NVIDIA’s been focused on the high end, pushing ever more expensive cards for enterprise, datacenters and professionals. So how would you run a local LLM enthusiast do for their own home lab ? Go to the second market and score really expensive (often more than MSRP) GPUs or go and buy also highly scalped, unrelaible stock of really expensive GPUs.

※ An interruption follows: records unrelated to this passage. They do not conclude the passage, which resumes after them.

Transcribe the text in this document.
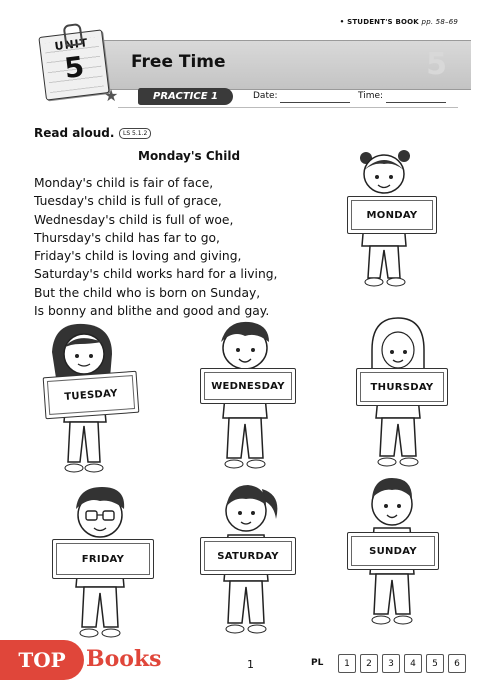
• STUDENT'S BOOK pp. 58–69
5
Free Time
UNIT
5
★	PRACTICE 1	Date:	Time:
Read aloud.	LS 5.1.2
Monday's Child
Monday's child is fair of face,
Tuesday's child is full of grace,
Wednesday's child is full of woe,
Thursday's child has far to go,
Friday's child is loving and giving,
Saturday's child works hard for a living,
But the child who is born on Sunday,
Is bonny and blithe and good and gay.
MONDAY
TUESDAY
WEDNESDAY	THURSDAY
FRIDAY	SATURDAY	SUNDAY
TOP Books	1	PL	1	2	3	4	5	6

The Mac Mini M4 released last month with 16GB of RAM has quietly become the most disruptive piece of hardware for Local LLM inference, effectively killing all the lowend NVIDIA hardware that’s been power hungry and starved for VRAM. While everyone’s been obsessing over expensive RTX 4090s and professional cards, Apple has noticed a space for distruption, doubled their entry level VRAM, dropped this compact powerhouse that will reshape how we think about AI workloads. This is unthinkable for Apple where most RAM upgrades cost as much as a whole PC. Their entry level Mac minis has also effectively mini pcs below 1000 Euros (outside of the cheap n100 mini pcs) obselete. Most windows pcs come with a host of problems loud fans, bad design, malware infested drivers, horrible build quality. But then again, when they work, everything is good.

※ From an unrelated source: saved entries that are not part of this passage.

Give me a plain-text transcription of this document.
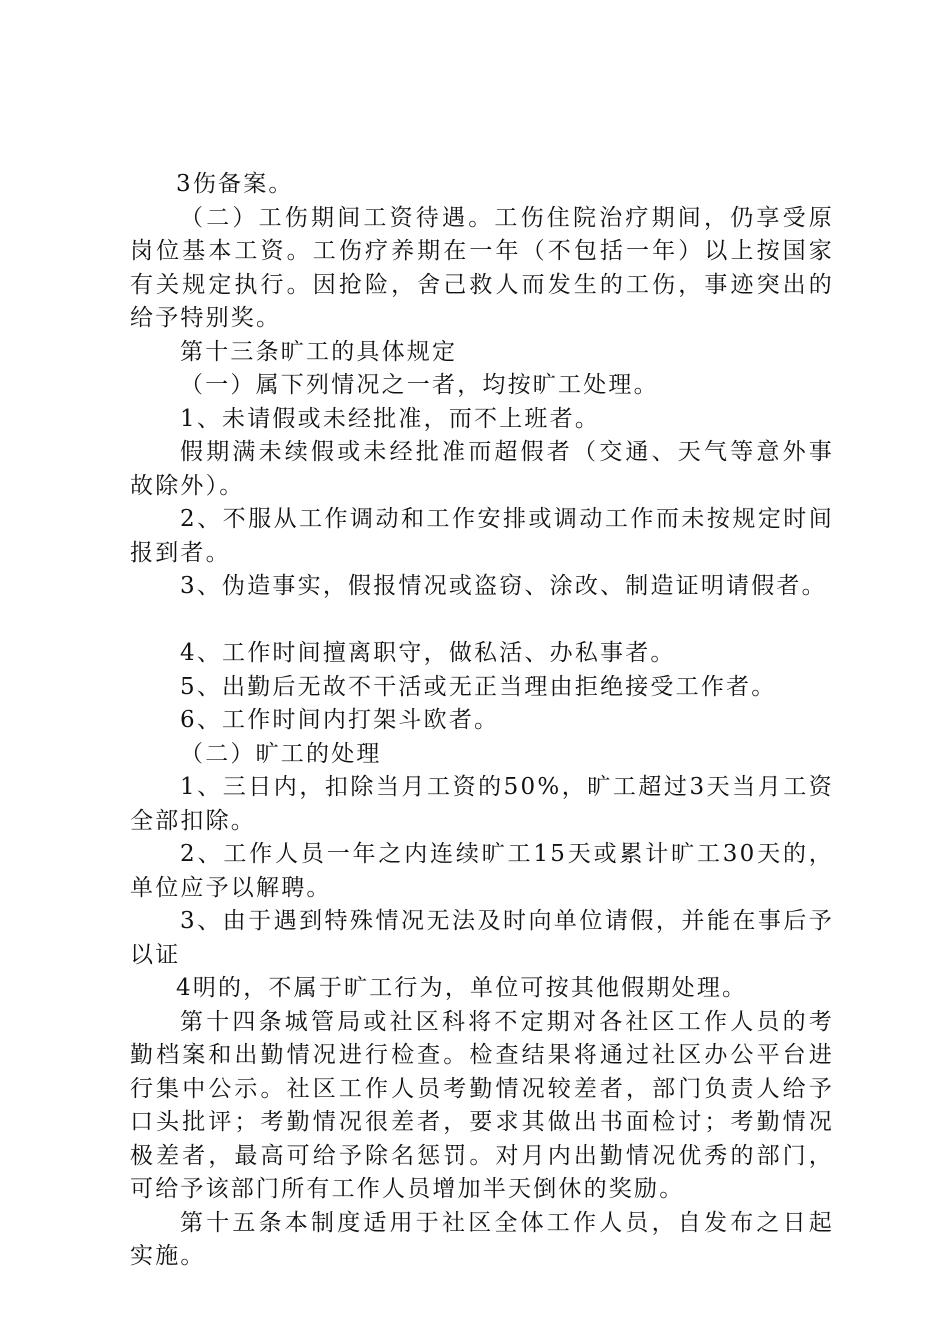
3伤备案。

（二）工伤期间工资待遇。工伤住院治疗期间，仍享受原岗位基本工资。工伤疗养期在一年（不包括一年）以上按国家有关规定执行。因抢险，舍己救人而发生的工伤，事迹突出的给予特别奖。

第十三条旷工的具体规定

（一）属下列情况之一者，均按旷工处理。

1、未请假或未经批准，而不上班者。

假期满未续假或未经批准而超假者（交通、天气等意外事故除外）。

2、不服从工作调动和工作安排或调动工作而未按规定时间报到者。

3、伪造事实，假报情况或盗窃、涂改、制造证明请假者。

4、工作时间擅离职守，做私活、办私事者。

5、出勤后无故不干活或无正当理由拒绝接受工作者。

6、工作时间内打架斗欧者。

（二）旷工的处理

1、三日内，扣除当月工资的50%，旷工超过3天当月工资全部扣除。

2、工作人员一年之内连续旷工15天或累计旷工30天的，单位应予以解聘。

3、由于遇到特殊情况无法及时向单位请假，并能在事后予以证

4明的，不属于旷工行为，单位可按其他假期处理。

第十四条城管局或社区科将不定期对各社区工作人员的考勤档案和出勤情况进行检查。检查结果将通过社区办公平台进行集中公示。社区工作人员考勤情况较差者，部门负责人给予口头批评；考勤情况很差者，要求其做出书面检讨；考勤情况极差者，最高可给予除名惩罚。对月内出勤情况优秀的部门，可给予该部门所有工作人员增加半天倒休的奖励。

第十五条本制度适用于社区全体工作人员，自发布之日起实施。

I have been using a M1 mac pro for quite while for local LLM inference, the unified memory has enabled me to load models that are unthinkable with my Nvidia GPU. Cost for cost, it rarely makes sense upgrading with NVidia. The problem with most consumer NVIDIA cards has always been the same: not enough VRAM. You want to run a decent model larger 7B model? Good luck with that 8GB card. You’ll be swapping to system memory constantly, making inference painfully slow. Meanwhile, the Mac Mini M4 treats its 16GB of unified memory like one giant pool that both the CPU and GPU can access. No VRAM bottlenecks, no memory copying overhead, just smooth inference.

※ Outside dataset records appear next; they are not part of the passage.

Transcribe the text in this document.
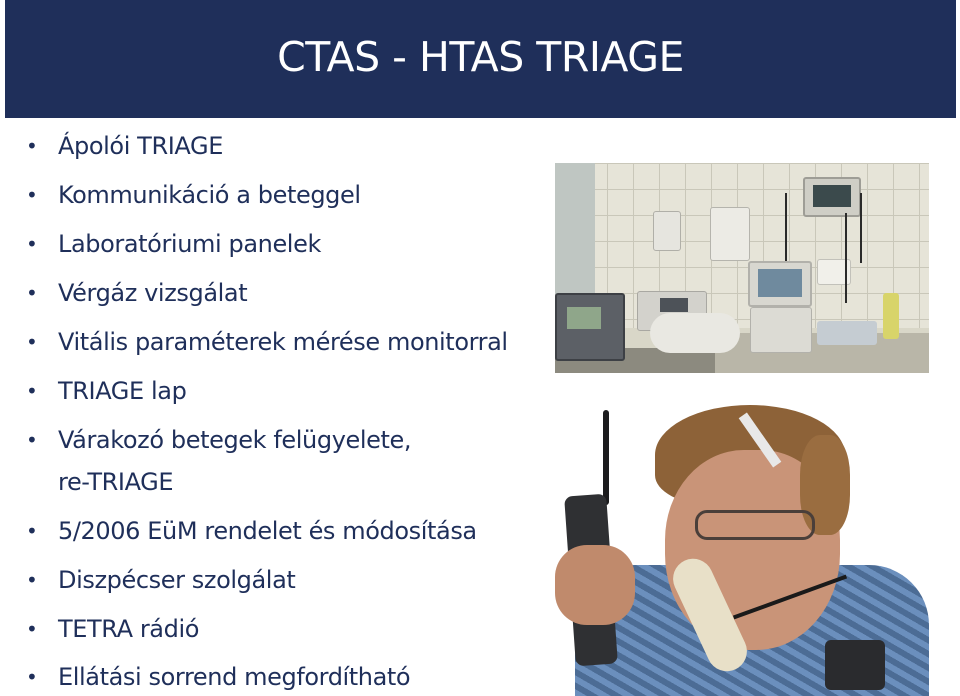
CTAS - HTAS TRIAGE
• Ápolói TRIAGE
• Kommunikáció a beteggel
• Laboratóriumi panelek
• Vérgáz vizsgálat
• Vitális paraméterek mérése monitorral
• TRIAGE lap
• Várakozó betegek felügyelete,
re-TRIAGE
• 5/2006 EüM rendelet és módosítása
• Diszpécser szolgálat
• TETRA rádió
• Ellátási sorrend megfordítható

But here’s the thing that really makes the Mac Mini special: it’s not just an inference machine, it’s a full PC. For the same price as a decent graphics card, you’re getting an entire system that can handle your daily computing needs, run development environments, serve as a media center, or basically anything else you throw at it. Try doing that with a bare RTX 4060 Ti 16GB, which still needs a whole PC built around it and uses way more power at idle and even way more at load plus it costs about the same as a base mac mini. Considering the life span of most macs is atleast 5 years, my Nvidia GPU will be obselete for many of the tasks.
The real sweet spot though is when you start thinking bigger models. Network a bunch of M4 Mac Minis together with Thunderbolt and you’ve got yourself an inference cluster that’s both powerful and cost effective. Nvidia has killed NvLink and has reserved such kind of clustering only to their highest end enterprise hardware. Each Mac mini is pulling maybe 20-30 watts under load compared to a full gaming PC with a decent GPU that’s easily hitting 200+ watts. You can literally leave these Minis running 24/7 without worrying about your electricity bill especially here in the EU. For anyone doing serious inference work, especially if you’re running models continuously, the operational costs add up fast.
And then there’s MLX, Apple’s machine learning framework that’s specifically designed for their silicon. It’s built from the ground up to take advantage of the unified memory architecture and apple inbuilt GPU. Models developed with MLX run incredibly efficiently on Apple hardware, often outperforming what you’d expect from the raw specs.
Given the this time in 2024, there is no competition for the Macmini for local inference.